The occupants of the derelict had settled down to a dull, almost dogged state of resignation. There were several deaths and burials, incidents that made but little impression on the waiting, watchful survivors. Each succeeding day brought forth additional watchers to swell the anxious throng,—resolute and sometimes ungovernable men who, defying their wounds and the nurses, refused to stay where they could not have a hand in all that was going on.

Back of all this pitiful courage, however, lurked the unholy fear that they might be left to their fate in case the ship had to be hurriedly abandoned.

Mr. Mott watched the weather. Every seaman on board the Doraine scanned the cloudless sky with searching, anxious eyes. They sniffed the steady wind that blew them farther south. Always they scanned the sky and sniffed the wind.

“It's got to come sometime,” repeated Captain Trigger, after each report from Mr. Mott.

“I've known weather like this to last for weeks,” said the First Officer.

“In the South Pacific, yes,” said the Captain grimly. “But we're in the South Atlantic, Mott.”

On the sixth day the barometer began to fall. The breeze stiffened. The sea became choppy, and white-caps danced fitfully over the greenish stretches, growing wilder and wilder under the whip of a flouting wind. The two patchwork sails on the lumbering Doraine flapped noisily for awhile, as if shaking off their tor-por, then suddenly grew taut and fat with prosperity.

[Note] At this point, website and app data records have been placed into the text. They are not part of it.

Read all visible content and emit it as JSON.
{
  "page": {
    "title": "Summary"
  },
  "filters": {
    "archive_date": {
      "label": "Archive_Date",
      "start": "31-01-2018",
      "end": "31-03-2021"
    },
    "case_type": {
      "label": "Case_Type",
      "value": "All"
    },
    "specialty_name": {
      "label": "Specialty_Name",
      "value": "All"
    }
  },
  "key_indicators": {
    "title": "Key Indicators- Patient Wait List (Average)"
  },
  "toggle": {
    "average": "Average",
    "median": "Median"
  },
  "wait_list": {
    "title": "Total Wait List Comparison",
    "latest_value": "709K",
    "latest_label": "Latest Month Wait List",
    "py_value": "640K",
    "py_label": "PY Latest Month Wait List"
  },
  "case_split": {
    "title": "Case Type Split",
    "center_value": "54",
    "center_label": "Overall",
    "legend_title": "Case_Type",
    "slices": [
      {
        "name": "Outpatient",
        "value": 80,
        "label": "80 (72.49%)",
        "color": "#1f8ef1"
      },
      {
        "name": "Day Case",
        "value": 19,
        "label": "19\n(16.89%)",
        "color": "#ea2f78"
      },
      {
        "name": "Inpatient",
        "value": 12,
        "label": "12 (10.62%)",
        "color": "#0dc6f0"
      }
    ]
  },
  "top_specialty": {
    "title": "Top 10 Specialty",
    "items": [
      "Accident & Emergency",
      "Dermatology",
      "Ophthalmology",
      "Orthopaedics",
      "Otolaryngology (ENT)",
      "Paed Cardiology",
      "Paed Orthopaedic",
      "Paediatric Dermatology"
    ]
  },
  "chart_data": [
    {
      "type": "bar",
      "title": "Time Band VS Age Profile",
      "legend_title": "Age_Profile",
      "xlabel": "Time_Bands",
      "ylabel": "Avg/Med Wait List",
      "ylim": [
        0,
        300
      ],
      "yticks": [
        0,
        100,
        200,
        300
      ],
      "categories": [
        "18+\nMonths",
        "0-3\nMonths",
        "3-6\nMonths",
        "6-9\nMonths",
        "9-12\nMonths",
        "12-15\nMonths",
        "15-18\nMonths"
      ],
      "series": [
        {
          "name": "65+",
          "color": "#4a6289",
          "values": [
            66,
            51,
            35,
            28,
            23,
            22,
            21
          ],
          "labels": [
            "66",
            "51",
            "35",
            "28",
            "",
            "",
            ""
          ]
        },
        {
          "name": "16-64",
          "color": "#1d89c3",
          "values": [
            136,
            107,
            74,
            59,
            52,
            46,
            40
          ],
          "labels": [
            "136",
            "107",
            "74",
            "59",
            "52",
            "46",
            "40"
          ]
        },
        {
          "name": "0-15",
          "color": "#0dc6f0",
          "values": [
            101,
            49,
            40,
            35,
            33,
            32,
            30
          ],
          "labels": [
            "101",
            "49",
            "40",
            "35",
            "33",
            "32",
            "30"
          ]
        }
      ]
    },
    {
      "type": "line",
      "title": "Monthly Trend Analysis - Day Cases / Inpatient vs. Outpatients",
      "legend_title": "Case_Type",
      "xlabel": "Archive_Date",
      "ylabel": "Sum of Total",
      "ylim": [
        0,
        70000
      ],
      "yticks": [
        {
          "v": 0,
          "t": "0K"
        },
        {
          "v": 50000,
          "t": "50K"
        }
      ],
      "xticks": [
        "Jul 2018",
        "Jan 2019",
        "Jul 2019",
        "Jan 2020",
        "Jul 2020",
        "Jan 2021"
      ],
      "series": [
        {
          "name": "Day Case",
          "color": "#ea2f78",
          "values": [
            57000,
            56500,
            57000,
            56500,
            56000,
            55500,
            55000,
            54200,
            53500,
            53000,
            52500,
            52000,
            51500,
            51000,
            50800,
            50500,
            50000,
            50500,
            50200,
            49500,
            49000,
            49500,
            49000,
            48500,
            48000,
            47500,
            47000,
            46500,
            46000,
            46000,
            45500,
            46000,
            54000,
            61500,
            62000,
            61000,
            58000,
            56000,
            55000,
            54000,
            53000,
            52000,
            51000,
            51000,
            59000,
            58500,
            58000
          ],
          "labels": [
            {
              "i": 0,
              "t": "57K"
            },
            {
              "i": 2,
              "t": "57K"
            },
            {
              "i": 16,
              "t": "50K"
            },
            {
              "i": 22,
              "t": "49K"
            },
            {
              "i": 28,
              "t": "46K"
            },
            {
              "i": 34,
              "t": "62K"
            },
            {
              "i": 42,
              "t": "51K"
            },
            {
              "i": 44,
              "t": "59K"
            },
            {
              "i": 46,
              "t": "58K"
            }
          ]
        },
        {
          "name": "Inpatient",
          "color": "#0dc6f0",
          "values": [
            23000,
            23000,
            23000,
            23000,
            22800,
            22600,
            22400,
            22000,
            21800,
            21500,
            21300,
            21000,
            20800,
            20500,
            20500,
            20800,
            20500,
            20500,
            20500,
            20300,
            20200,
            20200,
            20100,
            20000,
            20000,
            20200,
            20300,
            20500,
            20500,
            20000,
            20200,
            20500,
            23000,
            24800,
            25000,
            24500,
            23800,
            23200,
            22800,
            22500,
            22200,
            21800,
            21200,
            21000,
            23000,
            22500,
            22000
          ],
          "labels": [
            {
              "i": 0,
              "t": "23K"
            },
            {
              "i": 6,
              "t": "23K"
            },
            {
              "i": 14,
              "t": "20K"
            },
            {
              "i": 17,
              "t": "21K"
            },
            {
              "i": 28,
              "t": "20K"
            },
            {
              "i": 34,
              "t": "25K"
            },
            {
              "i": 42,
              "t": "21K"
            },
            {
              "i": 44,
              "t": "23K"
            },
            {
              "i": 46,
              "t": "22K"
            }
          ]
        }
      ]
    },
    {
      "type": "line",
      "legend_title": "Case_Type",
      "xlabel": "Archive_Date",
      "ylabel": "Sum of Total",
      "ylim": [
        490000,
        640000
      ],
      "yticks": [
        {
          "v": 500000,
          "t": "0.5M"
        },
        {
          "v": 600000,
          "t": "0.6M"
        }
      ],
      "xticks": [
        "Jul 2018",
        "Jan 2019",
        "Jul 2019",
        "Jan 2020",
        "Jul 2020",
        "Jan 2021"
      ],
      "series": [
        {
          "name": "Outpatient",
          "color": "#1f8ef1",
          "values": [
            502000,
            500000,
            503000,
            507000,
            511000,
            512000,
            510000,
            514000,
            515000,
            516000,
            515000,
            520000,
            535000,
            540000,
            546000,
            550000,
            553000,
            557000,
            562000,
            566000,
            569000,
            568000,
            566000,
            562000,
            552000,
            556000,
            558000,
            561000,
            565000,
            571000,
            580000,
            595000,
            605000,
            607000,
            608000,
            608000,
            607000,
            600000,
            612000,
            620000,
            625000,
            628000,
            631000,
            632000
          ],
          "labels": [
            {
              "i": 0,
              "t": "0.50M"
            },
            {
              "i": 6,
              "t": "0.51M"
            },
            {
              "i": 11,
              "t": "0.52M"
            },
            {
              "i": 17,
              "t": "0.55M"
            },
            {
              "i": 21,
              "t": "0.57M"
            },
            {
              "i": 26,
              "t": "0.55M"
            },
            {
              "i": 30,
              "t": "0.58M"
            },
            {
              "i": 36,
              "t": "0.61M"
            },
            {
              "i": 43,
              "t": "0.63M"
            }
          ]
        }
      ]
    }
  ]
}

The twisted, half-jammed rudder,—far from worthy despite the efforts of its repairers,—whiningly obeyed the man at the wheel, and once more the ship felt the caress of the deep on her cleaving bows.

The horizon to the north and west seemed to draw nearer, the contrast between the deepening blue of the water and the clear azure of the contracting dome more sharply defined. The sky that had been cloudless for days still remained barren, but the sailor knew what lay beyond the clear-cut rim of the world. The man of the sea could look far beyond the horizon. He could see the ugly clouds that were even now speeding down from the north, invisible as yet but soon to creep into view; he could see the mighty billows on the other side of that distant line; he could hear the roar and shriek of the tempest that was still hundreds of miles away. It was the matter of but a few hours before the wind and the billows would rush up to smite the Doraine with all their might under the cover of a black and storm-rent sky. And what was to become of the vessel, floundering in the path of the hurricane?

Late afternoon brought the forerunner of the gale, a whistling, howling squall that frantically strove, it would seem, to outrace the baleful clouds. Then the Doraine was in the thick of the furious revel of sea and sky, plunging, leaping, rolling like a monstrous cork....

How she managed to weather the storm, God knows, and He alone. At the mercy of wave and wind, she was tossed and hammered and racked for two frightful days and nights, and yet she remained afloat, battered, smashed, raked from stem to stern, stripped of everything the tempest could wrench from her in its fury. And yet on the third day, when the storm abated, the sturdy ship was still riding the waves, flayed but un-conquered, and the baffled sea was licking the sides of her once more with servile though deceitful tenderness.